Any dedicated use of land for fuel or energy, the study says, takes away from using that land to either close the gap or store carbon. If biofuels were to continue to grow to at least 10 percent of transportation fuel by 2050, the gap would increase to 90 percent. If biofuels were eliminated, on the other hand, the gap would shrink to 60 percent.
“This 30 percentage point spread indicates how even relatively modest biofuel production makes achieving a sustainable food future significantly more difficult,” the WRI paper says.
The challenges come because most crops grown for fuels or energy are grown on lands that could sustain food crops, said Searchinger, who spoke with reporters in advance of the paper’s publication.
“Basically, the world is already full, and bioenergy promises to dramatically increase that competition,” he said. “We need 70 percent more from crops. … That’s already a huge increase without an increase in bioenergy.”
The report also cast doubt on analyses that attribute greenhouse gas reductions to bioenergy. According to the paper, those analyses tend to assume that the production of bioenergy will lead to increases in overall biomass that stores carbon, thereby offsetting emissions that come from burning the crops and leading to reductions in overall greenhouse gas emissions.
But what mostly happens, the report said, is that bioenergy crops are grown on lands that previously sustained either food crops or some other kind of plants that were already taking in carbon.
“The typical case for biofuels is simply taking crops that would grow otherwise — corn — and just use that for biofuels, and that doesn’t absorb more carbon,” Searchinger said. “If you want to be richer in carbon, you need to be richer in plant growth, and that’s hard to do.”
Bioenergy production generally is an “extremely inefficient” method of meeting renewable energy goals because photosynthesis is “extremely inefficient,” the report said.

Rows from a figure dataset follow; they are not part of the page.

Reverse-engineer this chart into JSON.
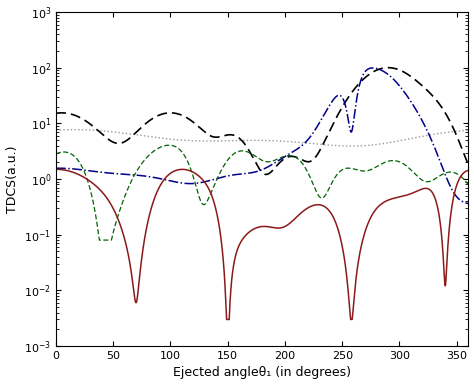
{
  "xlabel": "Ejected angleθ₁ (in degrees)",
  "ylabel": "TDCS(a.u.)",
  "xlim": [
    0,
    360
  ],
  "ylim": [
    0.001,
    1000.0
  ],
  "xticks": [
    0,
    50,
    100,
    150,
    200,
    250,
    300,
    350
  ],
  "background_color": "#ffffff",
  "curves": {
    "dark_red_solid": {
      "color": "#8B1a1a",
      "linestyle": "solid",
      "linewidth": 1.1
    },
    "black_dashed": {
      "color": "#000000",
      "linestyle": "dashed",
      "linewidth": 1.2,
      "dashes": [
        6,
        3
      ]
    },
    "blue_dashdot": {
      "color": "#00008B",
      "linestyle": "dashdot",
      "linewidth": 1.1
    },
    "green_dashed": {
      "color": "#006400",
      "linestyle": "dashed",
      "linewidth": 0.9,
      "dashes": [
        4,
        2
      ]
    },
    "gray_dotted": {
      "color": "#999999",
      "linestyle": "dotted",
      "linewidth": 1.0
    }
  }
}
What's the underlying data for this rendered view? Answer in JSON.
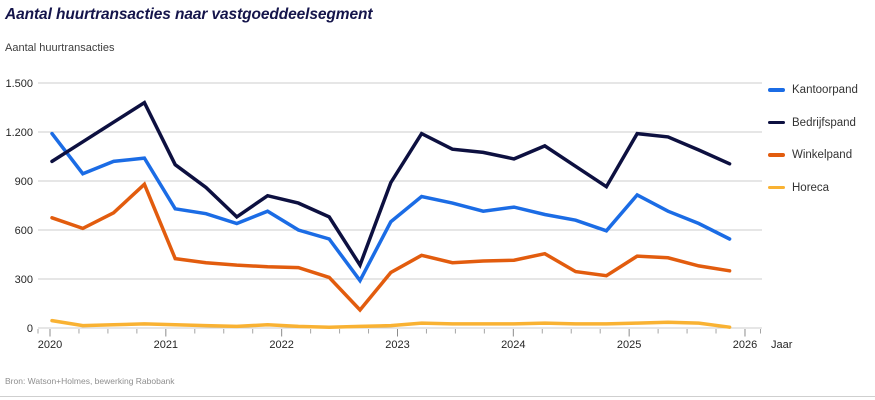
{
  "header": {
    "title": "Aantal huurtransacties naar vastgoeddeelsegment",
    "y_caption": "Aantal huurtransacties"
  },
  "footer": {
    "source": "Bron: Watson+Holmes, bewerking Rabobank"
  },
  "colors": {
    "title": "#15154b",
    "grid": "#cccccc",
    "axis_text": "#262626",
    "tick": "#8c8c8c",
    "kantoorpand": "#1b6ce5",
    "bedrijfspand": "#0d1040",
    "winkelpand": "#e25c0e",
    "horeca": "#f9b233"
  },
  "chart_data": {
    "type": "line",
    "title": "Aantal huurtransacties naar vastgoeddeelsegment",
    "ylabel": "Aantal huurtransacties",
    "xlabel": "Jaar",
    "ylim": [
      0,
      1500
    ],
    "grid": "horizontal",
    "legend_position": "right",
    "y_ticks": [
      0,
      300,
      600,
      900,
      1200,
      1500
    ],
    "y_tick_labels": [
      "0",
      "300",
      "600",
      "900",
      "1.200",
      "1.500"
    ],
    "x_ticks": [
      "2020",
      "2021",
      "2022",
      "2023",
      "2024",
      "2025",
      "2026"
    ],
    "categories": [
      "2020Q1",
      "2020Q2",
      "2020Q3",
      "2020Q4",
      "2021Q1",
      "2021Q2",
      "2021Q3",
      "2021Q4",
      "2022Q1",
      "2022Q2",
      "2022Q3",
      "2022Q4",
      "2023Q1",
      "2023Q2",
      "2023Q3",
      "2023Q4",
      "2024Q1",
      "2024Q2",
      "2024Q3",
      "2024Q4",
      "2025Q1",
      "2025Q2",
      "2025Q3"
    ],
    "series": [
      {
        "name": "Kantoorpand",
        "color": "#1b6ce5",
        "values": [
          1190,
          945,
          1020,
          1040,
          730,
          700,
          640,
          715,
          600,
          545,
          290,
          650,
          805,
          765,
          715,
          740,
          695,
          660,
          595,
          815,
          715,
          640,
          545
        ]
      },
      {
        "name": "Bedrijfspand",
        "color": "#0d1040",
        "values": [
          1020,
          1140,
          1260,
          1380,
          1000,
          860,
          680,
          810,
          765,
          680,
          385,
          890,
          1190,
          1095,
          1075,
          1035,
          1115,
          990,
          865,
          1190,
          1170,
          1090,
          1005
        ]
      },
      {
        "name": "Winkelpand",
        "color": "#e25c0e",
        "values": [
          675,
          610,
          705,
          880,
          425,
          400,
          385,
          375,
          370,
          310,
          110,
          340,
          445,
          400,
          410,
          415,
          455,
          345,
          320,
          440,
          430,
          380,
          350
        ]
      },
      {
        "name": "Horeca",
        "color": "#f9b233",
        "values": [
          45,
          15,
          20,
          25,
          20,
          15,
          10,
          20,
          10,
          5,
          10,
          15,
          30,
          25,
          25,
          25,
          30,
          25,
          25,
          30,
          35,
          30,
          5
        ]
      }
    ]
  }
}
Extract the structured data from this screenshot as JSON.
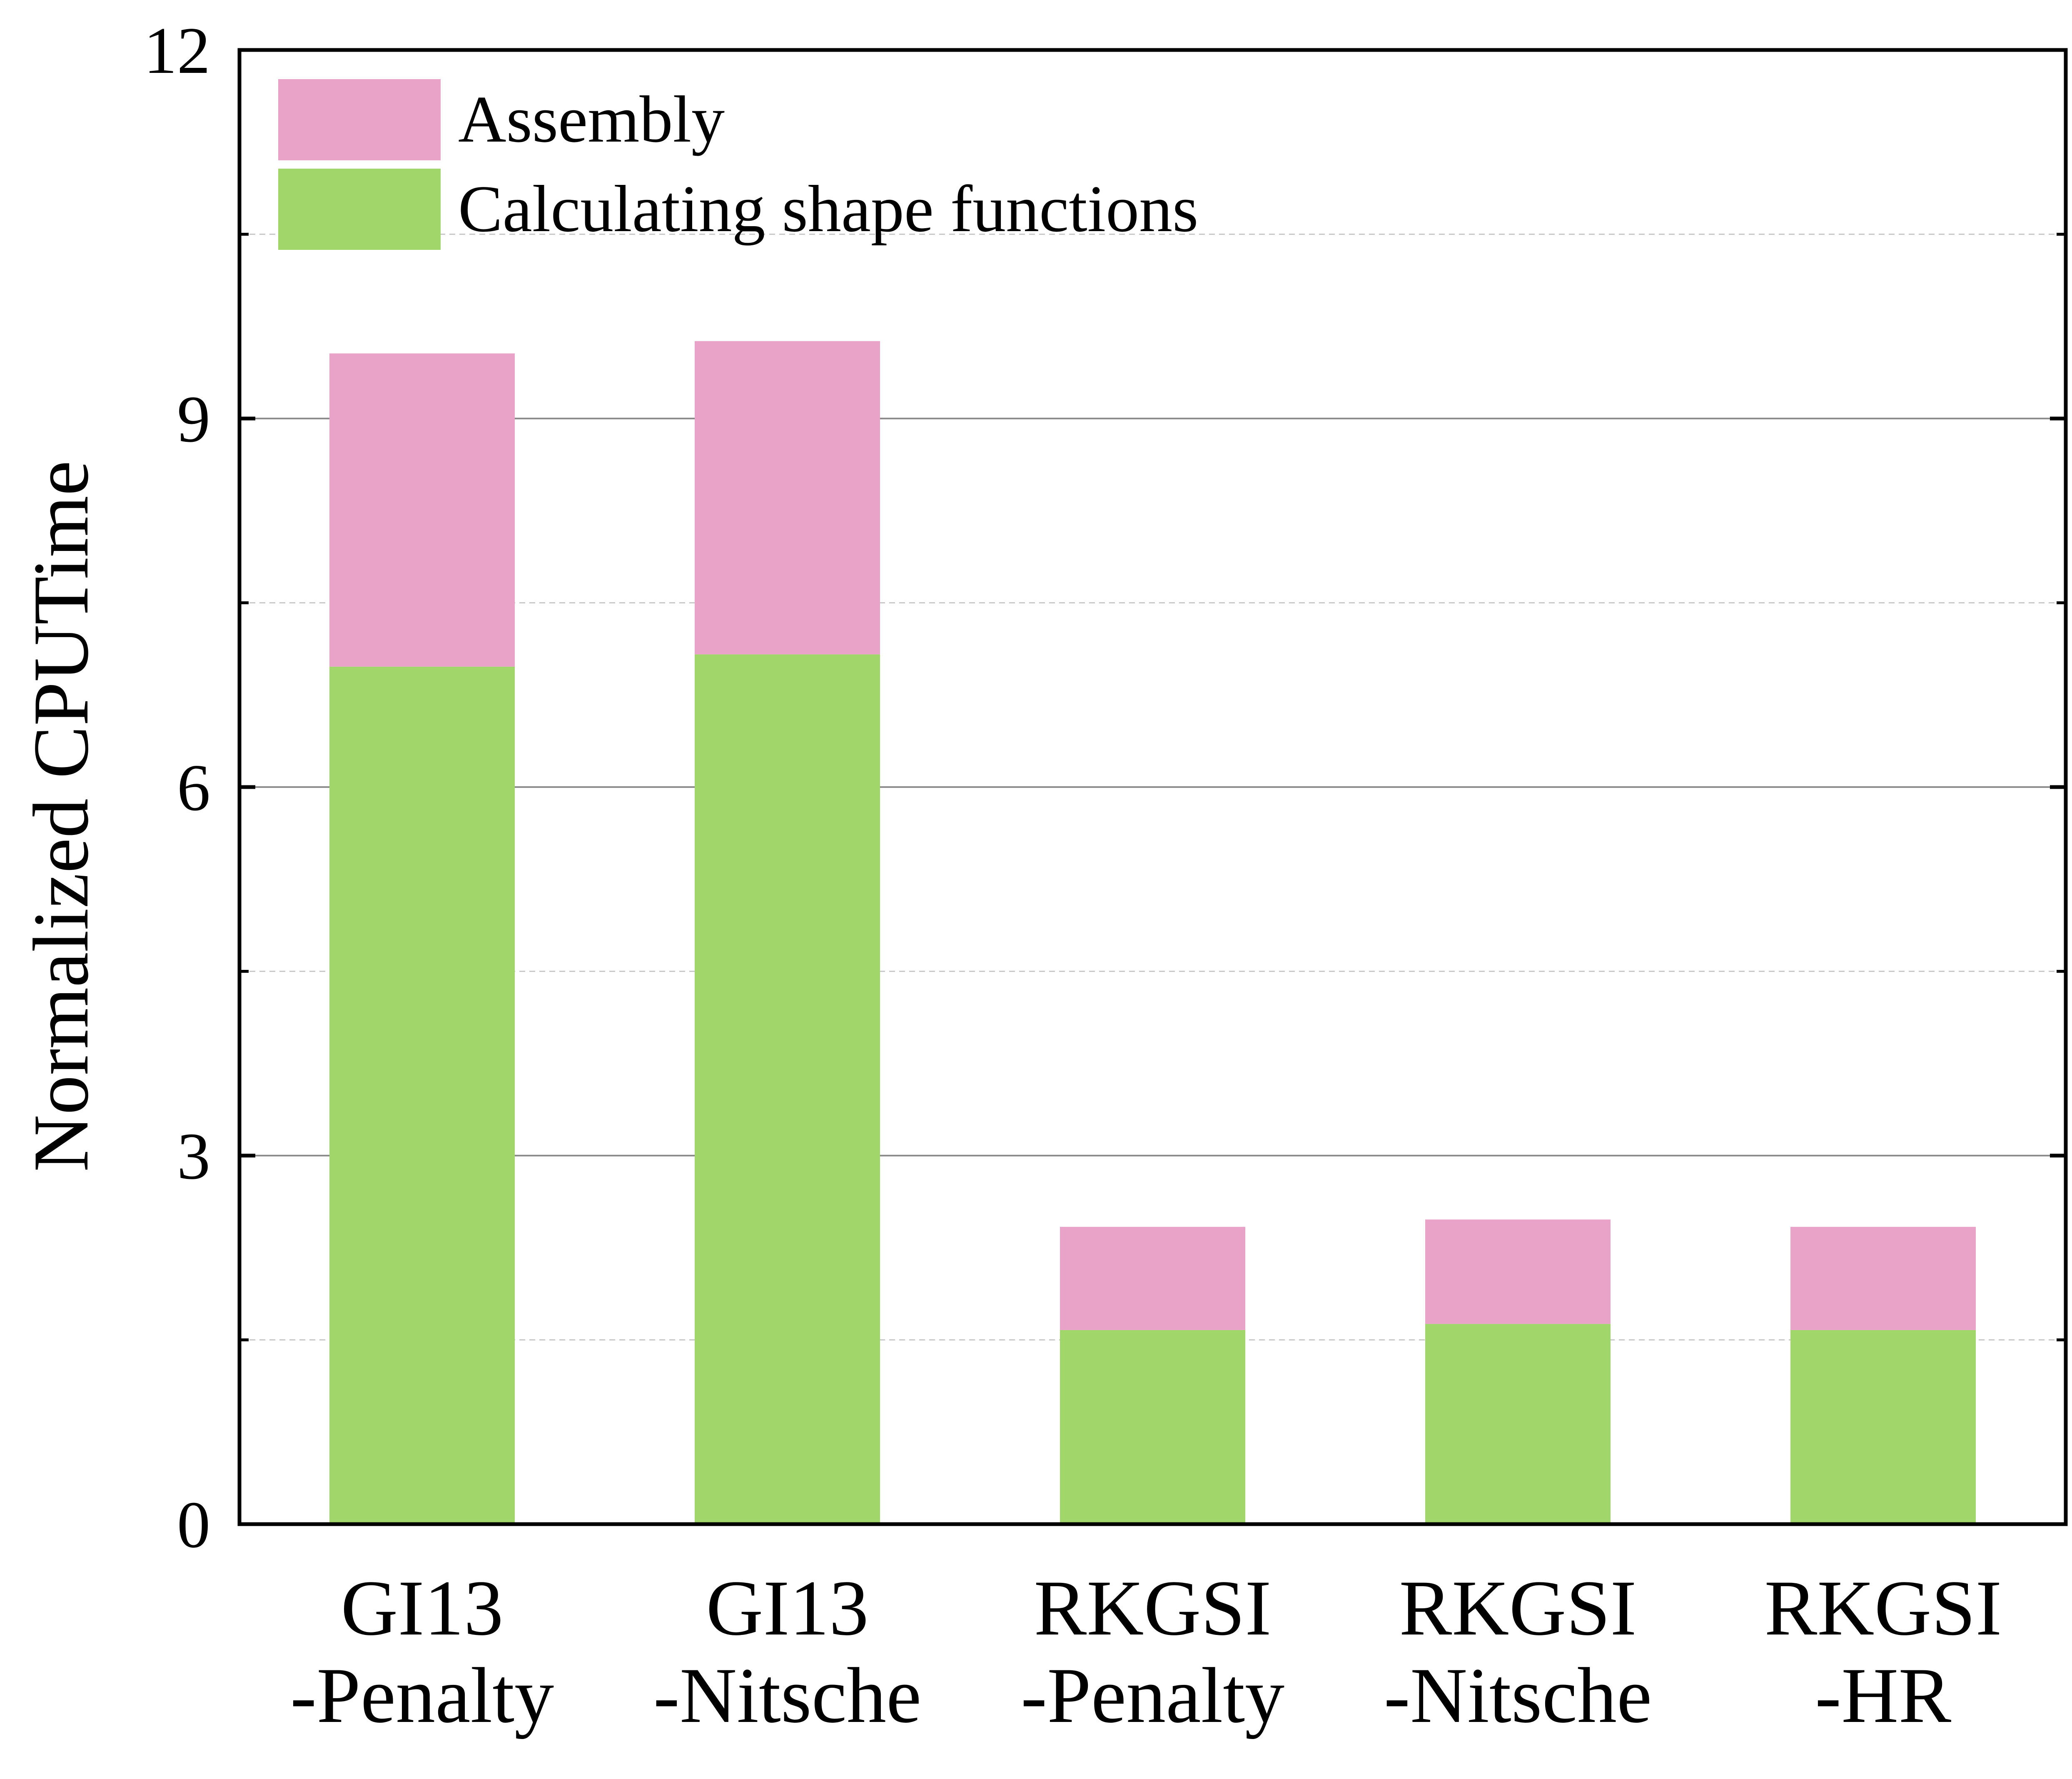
{
  "chart_data": {
    "type": "bar",
    "stacked": true,
    "categories": [
      [
        "GI13",
        "-Penalty"
      ],
      [
        "GI13",
        "-Nitsche"
      ],
      [
        "RKGSI",
        "-Penalty"
      ],
      [
        "RKGSI",
        "-Nitsche"
      ],
      [
        "RKGSI",
        "-HR"
      ]
    ],
    "series": [
      {
        "name": "Calculating shape functions",
        "color": "#a1d76a",
        "values": [
          6.98,
          7.08,
          1.58,
          1.63,
          1.58
        ]
      },
      {
        "name": "Assembly",
        "color": "#e9a3c9",
        "values": [
          2.55,
          2.55,
          0.84,
          0.85,
          0.84
        ]
      }
    ],
    "xlabel": "",
    "ylabel": "Normalized CPUTime",
    "ylim": [
      0,
      12
    ],
    "yticks": [
      0,
      3,
      6,
      9,
      12
    ],
    "minor_gridlines": [
      1.5,
      4.5,
      7.5,
      10.5
    ],
    "grid": true,
    "legend_position": "top-left",
    "legend_order": [
      "Assembly",
      "Calculating shape functions"
    ]
  }
}
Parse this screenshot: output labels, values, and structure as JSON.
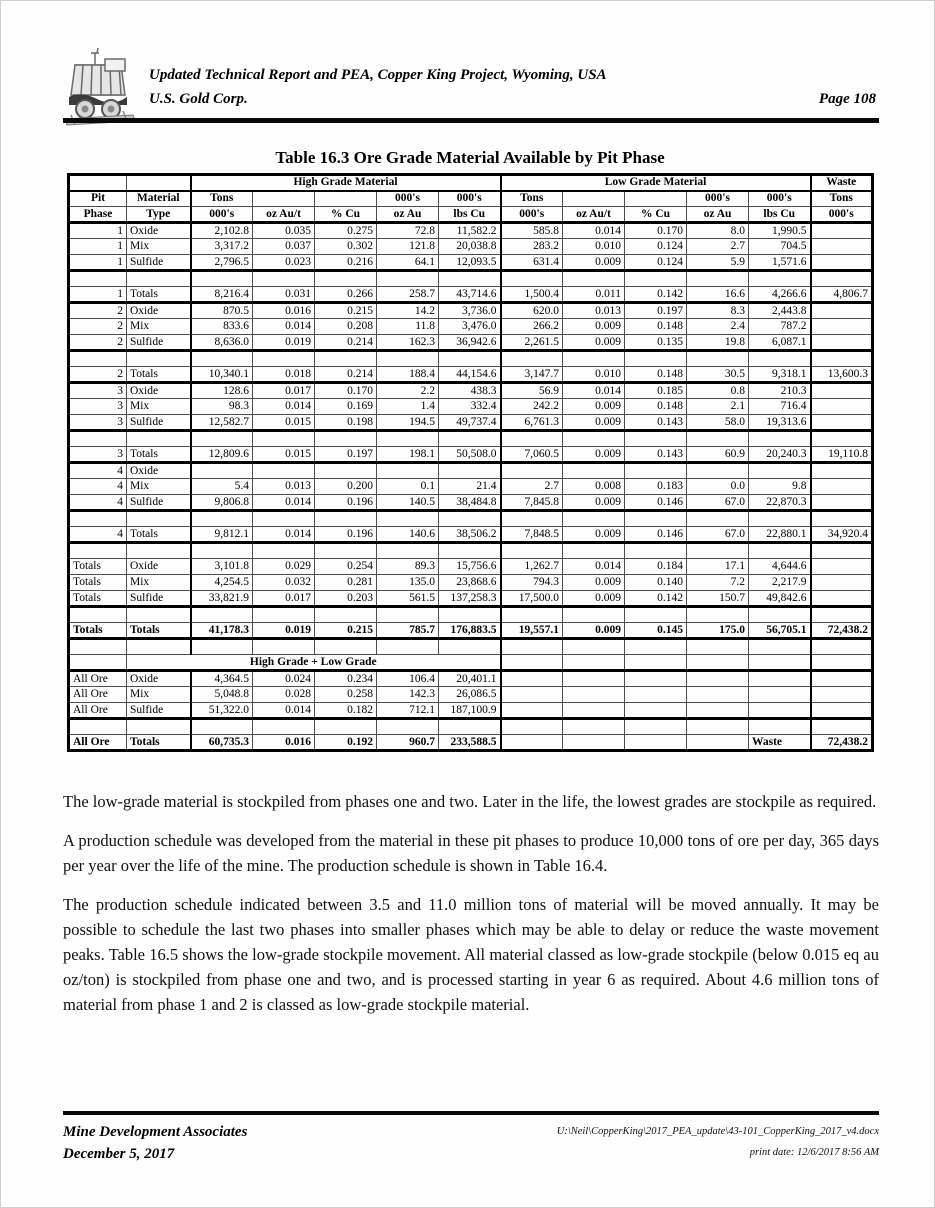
{
  "header": {
    "report_title": "Updated Technical Report and PEA, Copper King Project, Wyoming, USA",
    "company": "U.S. Gold Corp.",
    "page_number": "Page 108",
    "logo": "mine-cart-sketch"
  },
  "table": {
    "caption": "Table 16.3 Ore Grade Material Available by Pit Phase",
    "groups": {
      "high": "High Grade Material",
      "low": "Low Grade Material",
      "waste": "Waste"
    },
    "subhead1": [
      "Pit",
      "Material",
      "Tons",
      "",
      "",
      "000's",
      "000's",
      "Tons",
      "",
      "",
      "000's",
      "000's",
      "Tons"
    ],
    "subhead2": [
      "Phase",
      "Type",
      "000's",
      "oz Au/t",
      "% Cu",
      "oz Au",
      "lbs Cu",
      "000's",
      "oz Au/t",
      "% Cu",
      "oz Au",
      "lbs Cu",
      "000's"
    ],
    "mid_header": "High Grade + Low Grade",
    "rows": [
      {
        "cells": [
          "1",
          "Oxide",
          "2,102.8",
          "0.035",
          "0.275",
          "72.8",
          "11,582.2",
          "585.8",
          "0.014",
          "0.170",
          "8.0",
          "1,990.5",
          ""
        ]
      },
      {
        "cells": [
          "1",
          "Mix",
          "3,317.2",
          "0.037",
          "0.302",
          "121.8",
          "20,038.8",
          "283.2",
          "0.010",
          "0.124",
          "2.7",
          "704.5",
          ""
        ]
      },
      {
        "cells": [
          "1",
          "Sulfide",
          "2,796.5",
          "0.023",
          "0.216",
          "64.1",
          "12,093.5",
          "631.4",
          "0.009",
          "0.124",
          "5.9",
          "1,571.6",
          ""
        ],
        "thick": true
      },
      {
        "blank": true
      },
      {
        "cells": [
          "1",
          "Totals",
          "8,216.4",
          "0.031",
          "0.266",
          "258.7",
          "43,714.6",
          "1,500.4",
          "0.011",
          "0.142",
          "16.6",
          "4,266.6",
          "4,806.7"
        ],
        "thick": true
      },
      {
        "cells": [
          "2",
          "Oxide",
          "870.5",
          "0.016",
          "0.215",
          "14.2",
          "3,736.0",
          "620.0",
          "0.013",
          "0.197",
          "8.3",
          "2,443.8",
          ""
        ]
      },
      {
        "cells": [
          "2",
          "Mix",
          "833.6",
          "0.014",
          "0.208",
          "11.8",
          "3,476.0",
          "266.2",
          "0.009",
          "0.148",
          "2.4",
          "787.2",
          ""
        ]
      },
      {
        "cells": [
          "2",
          "Sulfide",
          "8,636.0",
          "0.019",
          "0.214",
          "162.3",
          "36,942.6",
          "2,261.5",
          "0.009",
          "0.135",
          "19.8",
          "6,087.1",
          ""
        ],
        "thick": true
      },
      {
        "blank": true
      },
      {
        "cells": [
          "2",
          "Totals",
          "10,340.1",
          "0.018",
          "0.214",
          "188.4",
          "44,154.6",
          "3,147.7",
          "0.010",
          "0.148",
          "30.5",
          "9,318.1",
          "13,600.3"
        ],
        "thick": true
      },
      {
        "cells": [
          "3",
          "Oxide",
          "128.6",
          "0.017",
          "0.170",
          "2.2",
          "438.3",
          "56.9",
          "0.014",
          "0.185",
          "0.8",
          "210.3",
          ""
        ]
      },
      {
        "cells": [
          "3",
          "Mix",
          "98.3",
          "0.014",
          "0.169",
          "1.4",
          "332.4",
          "242.2",
          "0.009",
          "0.148",
          "2.1",
          "716.4",
          ""
        ]
      },
      {
        "cells": [
          "3",
          "Sulfide",
          "12,582.7",
          "0.015",
          "0.198",
          "194.5",
          "49,737.4",
          "6,761.3",
          "0.009",
          "0.143",
          "58.0",
          "19,313.6",
          ""
        ],
        "thick": true
      },
      {
        "blank": true
      },
      {
        "cells": [
          "3",
          "Totals",
          "12,809.6",
          "0.015",
          "0.197",
          "198.1",
          "50,508.0",
          "7,060.5",
          "0.009",
          "0.143",
          "60.9",
          "20,240.3",
          "19,110.8"
        ],
        "thick": true
      },
      {
        "cells": [
          "4",
          "Oxide",
          "",
          "",
          "",
          "",
          "",
          "",
          "",
          "",
          "",
          "",
          ""
        ]
      },
      {
        "cells": [
          "4",
          "Mix",
          "5.4",
          "0.013",
          "0.200",
          "0.1",
          "21.4",
          "2.7",
          "0.008",
          "0.183",
          "0.0",
          "9.8",
          ""
        ]
      },
      {
        "cells": [
          "4",
          "Sulfide",
          "9,806.8",
          "0.014",
          "0.196",
          "140.5",
          "38,484.8",
          "7,845.8",
          "0.009",
          "0.146",
          "67.0",
          "22,870.3",
          ""
        ],
        "thick": true
      },
      {
        "blank": true
      },
      {
        "cells": [
          "4",
          "Totals",
          "9,812.1",
          "0.014",
          "0.196",
          "140.6",
          "38,506.2",
          "7,848.5",
          "0.009",
          "0.146",
          "67.0",
          "22,880.1",
          "34,920.4"
        ],
        "thick": true
      },
      {
        "blank": true
      },
      {
        "cells": [
          "Totals",
          "Oxide",
          "3,101.8",
          "0.029",
          "0.254",
          "89.3",
          "15,756.6",
          "1,262.7",
          "0.014",
          "0.184",
          "17.1",
          "4,644.6",
          ""
        ]
      },
      {
        "cells": [
          "Totals",
          "Mix",
          "4,254.5",
          "0.032",
          "0.281",
          "135.0",
          "23,868.6",
          "794.3",
          "0.009",
          "0.140",
          "7.2",
          "2,217.9",
          ""
        ]
      },
      {
        "cells": [
          "Totals",
          "Sulfide",
          "33,821.9",
          "0.017",
          "0.203",
          "561.5",
          "137,258.3",
          "17,500.0",
          "0.009",
          "0.142",
          "150.7",
          "49,842.6",
          ""
        ],
        "thick": true
      },
      {
        "blank": true
      },
      {
        "cells": [
          "Totals",
          "Totals",
          "41,178.3",
          "0.019",
          "0.215",
          "785.7",
          "176,883.5",
          "19,557.1",
          "0.009",
          "0.145",
          "175.0",
          "56,705.1",
          "72,438.2"
        ],
        "bold": true,
        "thick": true
      },
      {
        "blank": true
      },
      {
        "type": "midheader",
        "thick": true
      },
      {
        "cells": [
          "All Ore",
          "Oxide",
          "4,364.5",
          "0.024",
          "0.234",
          "106.4",
          "20,401.1",
          "",
          "",
          "",
          "",
          "",
          ""
        ]
      },
      {
        "cells": [
          "All Ore",
          "Mix",
          "5,048.8",
          "0.028",
          "0.258",
          "142.3",
          "26,086.5",
          "",
          "",
          "",
          "",
          "",
          ""
        ]
      },
      {
        "cells": [
          "All Ore",
          "Sulfide",
          "51,322.0",
          "0.014",
          "0.182",
          "712.1",
          "187,100.9",
          "",
          "",
          "",
          "",
          "",
          ""
        ],
        "thick": true
      },
      {
        "blank": true
      },
      {
        "cells": [
          "All Ore",
          "Totals",
          "60,735.3",
          "0.016",
          "0.192",
          "960.7",
          "233,588.5",
          "",
          "",
          "",
          "",
          "Waste",
          "72,438.2"
        ],
        "bold": true,
        "thick": true
      }
    ]
  },
  "paragraphs": [
    "The low-grade material is stockpiled from phases one and two.  Later in the life, the lowest grades are stockpile as required.",
    "A production schedule was developed from the material in these pit phases to produce 10,000 tons of ore per day, 365 days per year over the life of the mine.  The production schedule is shown in Table 16.4.",
    "The production schedule indicated between 3.5 and 11.0 million tons of material will be moved annually. It may be possible to schedule the last two phases into smaller phases which may be able to delay or reduce the waste movement peaks.  Table 16.5 shows the low-grade stockpile movement.  All material classed as low-grade stockpile (below 0.015 eq au oz/ton) is stockpiled from phase one and two, and is processed starting in year 6 as required.  About 4.6 million tons of material from phase 1 and 2 is classed as low-grade stockpile material."
  ],
  "footer": {
    "company": "Mine Development Associates",
    "date": "December 5, 2017",
    "file_path": "U:\\Neil\\CopperKing\\2017_PEA_update\\43-101_CopperKing_2017_v4.docx",
    "print_date": "print date: 12/6/2017 8:56 AM"
  }
}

It calls for the elimination of all federal policies that support bioenergy.
A much better renewable energy choice would be solar power, the study concludes, because photovoltaic panels can be used on land that’s not suitable for crops.
The Norwegian Ministry of Foreign Affairs, U.N. Development Programme, U.N. Environment Programme and World Bank provided financial support for the project.
Bob Dinneen, president and chief executive of the Renewable Fuels Association, which represents U.S. ethanol producers, slammed the study as a rehashing of the “food vs. fuel” arguments that “are as wrong today as they were seven years ago when Searchinger first gained notoriety with his doomsday predictions.”
The world has experienced less deforestation and global hunger, as well as a global slowdown in the rate of cropland expansion, since biofuels became a part of the fuel mix, Dinneen said.
“Providing a cursory update of a failed theory is not science and does nothing to enlighten the debate about biofuels,” he said.